Dimenticate lettino e ombrellone in penultima fila, la cabina e pure la paletta col secchiello per i bambini. Scordate anche i vecchi bar all’ingresso della spiaggia, che servono granite, pizzette e al massimo cocco e bomboloni alla crema. Gli stabilimenti balneari del futuro saranno iperconnessi, multifunzionali, ecosostenibili, gourmet. Sono questi i nuovi trend individuati da un po’ tutti gli operatori del settore: balneari, fiere del settore, portali specializzati.

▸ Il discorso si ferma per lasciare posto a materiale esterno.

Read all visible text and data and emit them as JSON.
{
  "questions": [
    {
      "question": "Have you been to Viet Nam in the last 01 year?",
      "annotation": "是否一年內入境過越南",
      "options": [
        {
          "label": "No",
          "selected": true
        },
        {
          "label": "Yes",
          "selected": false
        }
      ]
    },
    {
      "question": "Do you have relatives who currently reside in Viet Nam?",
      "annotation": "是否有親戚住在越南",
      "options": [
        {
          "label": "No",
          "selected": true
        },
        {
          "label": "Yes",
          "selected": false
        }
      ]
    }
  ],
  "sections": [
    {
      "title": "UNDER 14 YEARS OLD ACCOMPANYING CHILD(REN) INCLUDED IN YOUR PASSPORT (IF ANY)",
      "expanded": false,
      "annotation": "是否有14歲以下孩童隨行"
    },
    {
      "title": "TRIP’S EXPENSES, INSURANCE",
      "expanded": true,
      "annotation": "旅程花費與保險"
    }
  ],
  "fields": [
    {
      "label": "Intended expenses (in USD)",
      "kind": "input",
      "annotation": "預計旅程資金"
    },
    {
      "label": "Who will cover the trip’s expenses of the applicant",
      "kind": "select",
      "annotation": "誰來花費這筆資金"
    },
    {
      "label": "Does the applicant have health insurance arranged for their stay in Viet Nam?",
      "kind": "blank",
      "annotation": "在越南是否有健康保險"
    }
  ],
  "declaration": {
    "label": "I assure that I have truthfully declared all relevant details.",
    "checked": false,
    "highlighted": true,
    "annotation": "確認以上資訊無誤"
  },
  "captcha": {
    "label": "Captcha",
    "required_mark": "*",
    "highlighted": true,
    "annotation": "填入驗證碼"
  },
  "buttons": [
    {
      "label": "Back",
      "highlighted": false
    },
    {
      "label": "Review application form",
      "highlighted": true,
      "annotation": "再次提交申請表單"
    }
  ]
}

«Il vecchio modello di spiaggia fatto di sole e mare è superato – spiega Gloria Armiri, responsabile divisione Turismo&Ospitalità del polo fieristico Italian Exhibition Group –. Gli stabilimenti si stanno evolvendo, di pari passo con le nuove esigenze del turismo. Da semplici posti dove prendere il sole e fare il bagno, i lidi si stanno lentamente trasformando in luoghi di aggregazione, dove fare vita di mare ma anche altri tipi di esperienze: sport, yoga, fitness. Dove gustare cene di qualità, e poi magari prolungare la serata con musica ed eventi».

Cambiano gli stabilimenti, sempre più simili a villaggi-vacanza, e cambia anche il target della clientela: «Da trasversale e generalista – genitori con figli e nonni sotto lo stesso ombrellone con borsa-frigo al seguito –, il pubblico diventa sempre più specifico a seconda dell’impronta del bagno stesso», aggiunge Armiri. Ovvero una clientela sportiva e salutista per le strutture che puntano su attività e wellness, altospendente per i locali più esclusivi, giovane per quelli che fanno di eventi e dj-set la loro bandiera, meglio ancora se blu.